Waiting is hard. And long. And often drags along with little to report (thus the 6 months since blogging). But sometimes answers are even harder.
Here we are over two years after dad's diagnosis of stage 4 kidney cancer. It's been a long road with many turns and the hardest part- an unknown destination. The last 6 months has been mostly steady. Dad's targeted therapy medication has been working for over a year. It's been easier hearing good news. And less of a weight on my heart as things were going well. However, I've still found it hard to completely praise the Lord knowing the journey's not over. I know I should (and have wanted to) fully give God the glory for each positive step, but it's hard. I like knowing the plan and being in control of it. This is far from that. Waiting is one of the hardest things in life I think. It's unknown, confusing, & scary. Sometimes you get answers you want to hear. Sometimes you don't.

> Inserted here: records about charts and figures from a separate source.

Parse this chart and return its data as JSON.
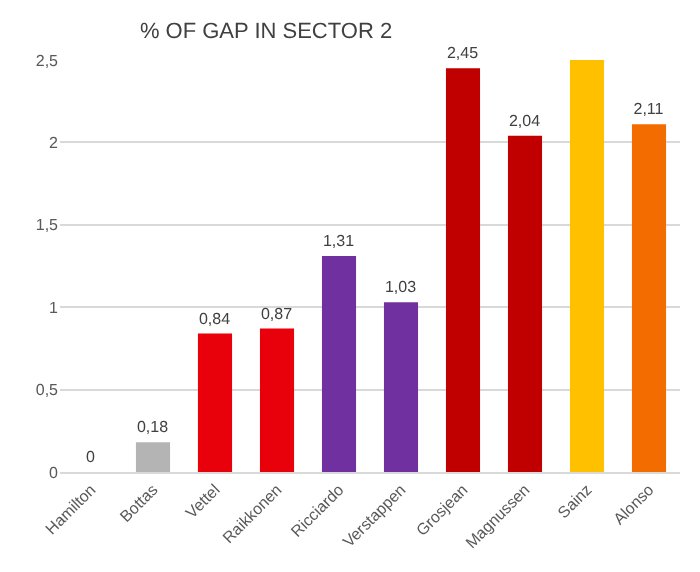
{
  "chart_data": {
    "type": "bar",
    "title": "% OF GAP IN SECTOR 2",
    "categories": [
      "Hamilton",
      "Bottas",
      "Vettel",
      "Raikkonen",
      "Ricciardo",
      "Verstappen",
      "Grosjean",
      "Magnussen",
      "Sainz",
      "Alonso"
    ],
    "values": [
      0,
      0.18,
      0.84,
      0.87,
      1.31,
      1.03,
      2.45,
      2.04,
      2.5,
      2.11
    ],
    "colors": [
      "#b4b4b4",
      "#b4b4b4",
      "#e8000b",
      "#e8000b",
      "#7030a0",
      "#7030a0",
      "#c00000",
      "#c00000",
      "#ffc000",
      "#f26c00"
    ],
    "value_labels": [
      "0",
      "0,18",
      "0,84",
      "0,87",
      "1,31",
      "1,03",
      "2,45",
      "2,04",
      null,
      "2,11"
    ],
    "ylim": [
      0,
      2.5
    ],
    "yticks": [
      {
        "value": 0,
        "label": "0"
      },
      {
        "value": 0.5,
        "label": "0,5"
      },
      {
        "value": 1,
        "label": "1"
      },
      {
        "value": 1.5,
        "label": "1,5"
      },
      {
        "value": 2,
        "label": "2"
      },
      {
        "value": 2.5,
        "label": "2,5"
      }
    ],
    "grid": "y"
  }
}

That brings me to where we are now. A week ago dad got scans done that showed new spots in his abdomen. The other places are still stable, but these spots are brand new. Thus, the cancer has become smarter than the meds. Scary. More decisions, treatments & specialists to come. More unknown. Harder to praise The Lord.
I want to deal with this differently than just anyone. I want to be joyful and have faith that no matter what, God is good and I can trust His plan. 'Want' is the key word. I've always wanted to rely on God. The 'how 'part is where I fall short. How do you become ok with having someone you love in such a bad place? How can you say it will be ok no matter the outcome? The answer I constantly have to tell myself: God is bigger. His plan goes way beyond me and my emotions. And if I live my life through Him, I might show someone else how to follow God too. I hope.
We may or may not get our big 'Praise The Lord!' moment of healing. Either way, I pray more often than not my life will show praise even if my mouth has trouble forming the words.